How to Install a PATA Hard Drive


At one time or another, every computer owner needs more data storage space. Whether you want the computer to hold more games, movies, pictures or music, a new hard drive is the answer. Installing a parallel ATA (PATA) hard drive, more commonly known as ATA or IDE hard drive, might initially appear to be complicated, but modern hard drives are more straightforward to install, so even computer users with little experience with computer hardware can install one.

Things You'll Need

  • PATA hard drive
  • 80-conductor ATA/IDE cable
  • Phillips screwdriver
  • Shut down the computer and then unplug all cables connected to it.

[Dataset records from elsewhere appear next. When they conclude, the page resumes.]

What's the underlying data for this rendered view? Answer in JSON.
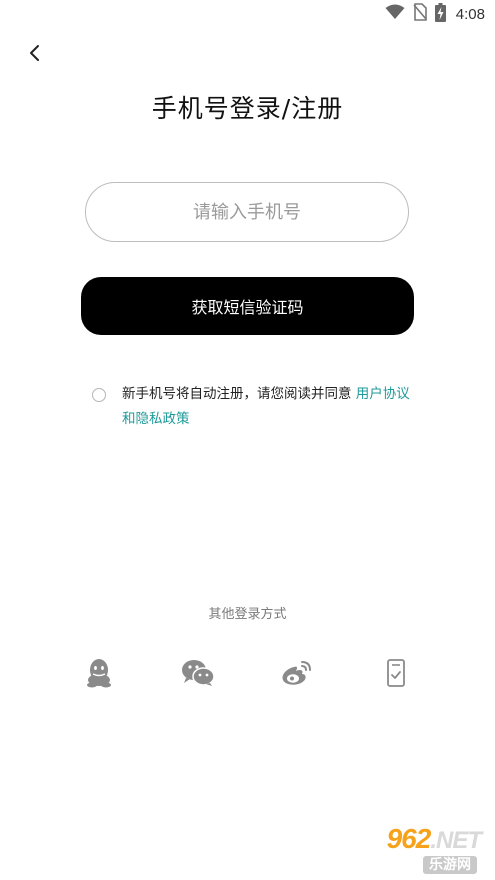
{
  "status_bar": {
    "time": "4:08",
    "icons": [
      "wifi-icon",
      "no-sim-icon",
      "battery-charging-icon"
    ]
  },
  "nav": {
    "back_icon": "chevron-left-icon"
  },
  "page": {
    "title": "手机号登录/注册"
  },
  "form": {
    "phone_placeholder": "请输入手机号",
    "phone_value": "",
    "sms_button_label": "获取短信验证码"
  },
  "agreement": {
    "checked": false,
    "text": "新手机号将自动注册，请您阅读并同意",
    "link_text": "用户协议和隐私政策",
    "link_color": "#1f9a9a"
  },
  "other_login": {
    "label": "其他登录方式",
    "options": [
      {
        "icon": "qq-icon"
      },
      {
        "icon": "wechat-icon"
      },
      {
        "icon": "weibo-icon"
      },
      {
        "icon": "phone-verify-icon"
      }
    ]
  },
  "watermark": {
    "number": "962",
    "suffix": ".NET",
    "tagline": "乐游网"
  },
  "colors": {
    "accent_link": "#1f9a9a",
    "primary_button": "#000000",
    "icon_gray": "#8a8a8a"
  }
}
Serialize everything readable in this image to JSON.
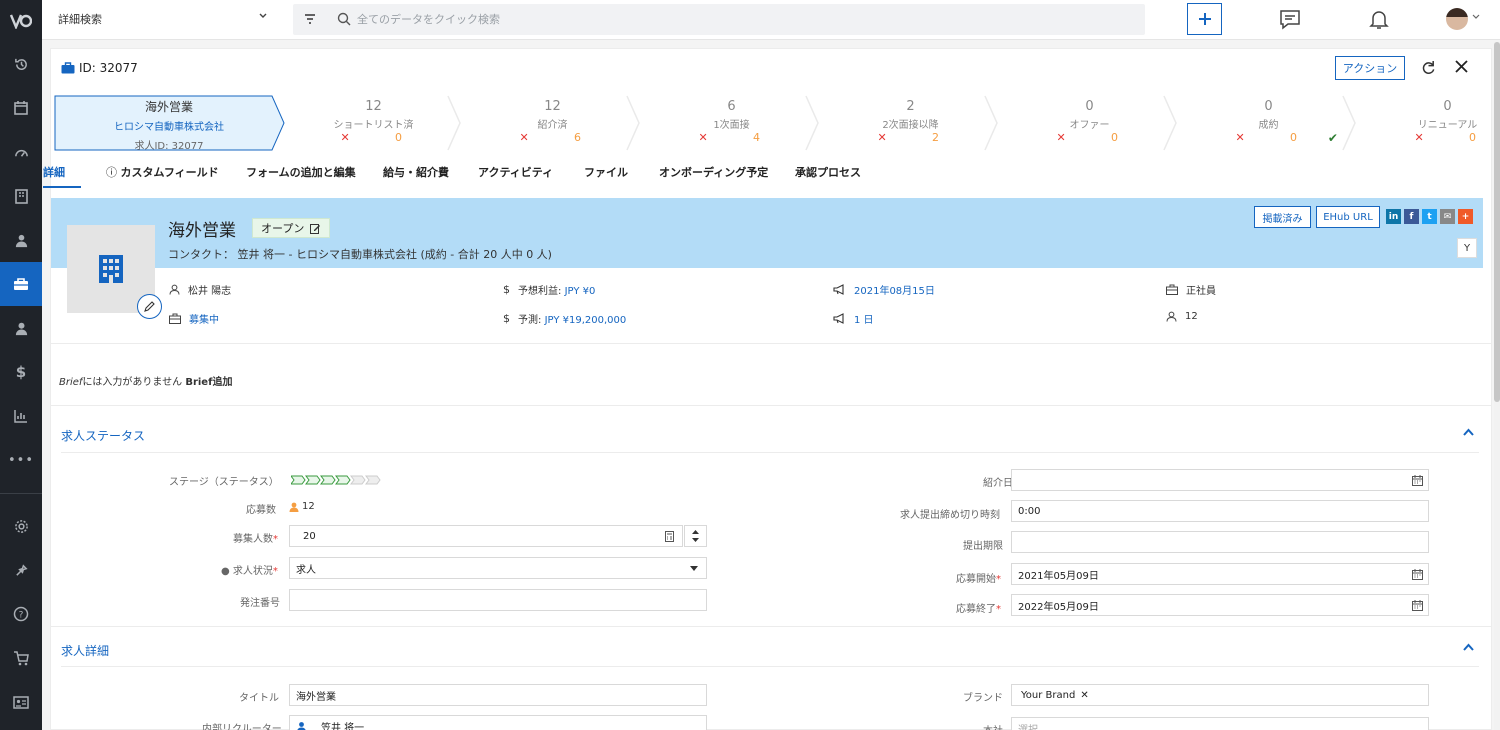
{
  "topbar": {
    "search_type": "詳細検索",
    "quick_search_placeholder": "全てのデータをクイック検索"
  },
  "header": {
    "id_label": "ID: 32077",
    "action_button": "アクション"
  },
  "pipeline": {
    "first": {
      "title": "海外営業",
      "company": "ヒロシマ自動車株式会社",
      "job_id": "求人ID: 32077"
    },
    "stages": [
      {
        "count": "12",
        "name": "ショートリスト済",
        "num": "0",
        "ok": false
      },
      {
        "count": "12",
        "name": "紹介済",
        "num": "6",
        "ok": false
      },
      {
        "count": "6",
        "name": "1次面接",
        "num": "4",
        "ok": false
      },
      {
        "count": "2",
        "name": "2次面接以降",
        "num": "2",
        "ok": false
      },
      {
        "count": "0",
        "name": "オファー",
        "num": "0",
        "ok": false
      },
      {
        "count": "0",
        "name": "成約",
        "num": "0",
        "ok": true
      },
      {
        "count": "0",
        "name": "リニューアル",
        "num": "0",
        "ok": true
      }
    ]
  },
  "tabs": [
    "詳細",
    "カスタムフィールド",
    "フォームの追加と編集",
    "給与・紹介費",
    "アクティビティ",
    "ファイル",
    "オンボーディング予定",
    "承認プロセス"
  ],
  "banner": {
    "title": "海外営業",
    "status": "オープン",
    "contact": "コンタクト： 笠井 将一 - ヒロシマ自動車株式会社 (成約 - 合計 20 人中 0 人)",
    "posted_button": "掲載済み",
    "ehub_button": "EHub URL",
    "y_button": "Y"
  },
  "meta": {
    "owner": "松井 陽志",
    "profit_label": "予想利益:",
    "profit_value": "JPY ¥0",
    "date": "2021年08月15日",
    "employment": "正社員",
    "recruit_status": "募集中",
    "forecast_label": "予測:",
    "forecast_value": "JPY ¥19,200,000",
    "days": "1 日",
    "applicants": "12"
  },
  "brief": {
    "label": "Brief",
    "text": "には入力がありません",
    "add": "Brief追加"
  },
  "job_status": {
    "title": "求人ステータス",
    "stage_label": "ステージ（ステータス）",
    "applicants_label": "応募数",
    "applicants_value": "12",
    "headcount_label": "募集人数",
    "headcount_value": "20",
    "job_state_label": "求人状況",
    "job_state_value": "求人",
    "order_no_label": "発注番号",
    "order_no_value": "",
    "intro_date_label": "紹介日",
    "intro_date_value": "",
    "deadline_time_label": "求人提出締め切り時刻",
    "deadline_time_value": "0:00",
    "deadline_label": "提出期限",
    "deadline_value": "",
    "apply_start_label": "応募開始",
    "apply_start_value": "2021年05月09日",
    "apply_end_label": "応募終了",
    "apply_end_value": "2022年05月09日"
  },
  "job_detail": {
    "title": "求人詳細",
    "title_label": "タイトル",
    "title_value": "海外営業",
    "recruiter_label": "内部リクルーター",
    "recruiter_value": "笠井 将一",
    "brand_label": "ブランド",
    "brand_value": "Your Brand",
    "hq_label": "本社",
    "hq_placeholder": "選択"
  },
  "colors": {
    "accent": "#1565c0",
    "sidebar": "#1f2329",
    "banner": "#b3dcf7",
    "error": "#e53935",
    "warning": "#f59e42",
    "success": "#2e7d32"
  }
}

  • Open the computer case, and then touch a metal object, such as the power supply, to ground yourself so you don't introduce static electricity, which could potentially damage the computer's internal parts.

  • Locate the ATA connectors inside the computer. Each ATA connector has two rows of 20 pins each. Most computers have two ATA connectors. Determine if you have an ATA connector without a cable connected to it.

  • Locate the jumper pins on the back of the hard drive you are installing. The hard drive should have six pins along with a label indicating which two pins are used for the "Master," "Slave," and "Cable Select" configurations, respectively. A plastic cap will be over two pins. If the computer's motherboard has an available ATA connector, use the plastic cap to cover the pins labeled "Master." If not, cover the pins labeled "Slave."

  • Connect a power cable to the PATA hard drive by first locating the computer's power supply. Look for a large metal box will have several cables coming out of it in the back of the computer. This is the power supply. Next, find a four-pin cable with a plastic cap that's one inch wide on the end, and then plug it into the back of the hard drive.

  • Connect a data cable to the PATA hard drive. If the computer's motherboard has an open ATA connector, use the ribbon cable included with the hard drive. Plug one end into the back of the hard drive and the other end into the motherboard.

    If both of the computer's ATA connectors are in use, one is most likely connected to the computer's existing hard drive and the other to the CD or DVD drive. Locate the hard drive already installed in the computer, and then follow its cable until you find find a free connector, often located somewhere around the middle of the cable. Plug it into the back of the new PATA hard drive so both hard drives are connected to the same cable.

  • Locate an open drive bay inside the computer. Most likely, the bay is close to the existing hard drive. If possible, leave an open space between the existing hard drive and the new one to ensure both hard drives receive adequate airflow. Slide the new hard drive into the bay, and then use the screws included with it to secure it to the bay. Use all four screws, tightening them as much as you can without stripping them.

  • Connect all the cables back into the computer that you disconnected in step 1, but leave the computer case open just in case you need to correct any problems.

  • Start up the computer. Watch for any messages indicating the new PATA hard drive was detected, or click the "My Computer" icon to check that two hard drives appear.

  • Close the computer case after you have confirmed the new hard drive operates correctly. If the new PATA hard drive does not function correctly, repeat these steps as necessary.

Tips & Warnings

  • ATA hard drive cables are typically available with either 40 or 80 internal wires, called conductors. Although 40-conductor cables can be used with CD or DVD drives, do not use them with modern hard drives. These hard drives require 80-conductor cables to operate at maximum speed. A hard drive connected to a 40-conductor cable will operate in a reduced-performance mode. Count the wires visible on the outside of the cable to confirm it is an 80-conductor cable. Some computer enthusiast shops sell "rounded" ATA cables, in which the 80 internal wires are separated and put into a round plastic or rubber tube. Although rounded cables are easier to route through a crowded computer case, these cables are not recommended. Some of them fail to conform completely to the official specifications for ATA cables, and they may cause unreliable hard drive operation.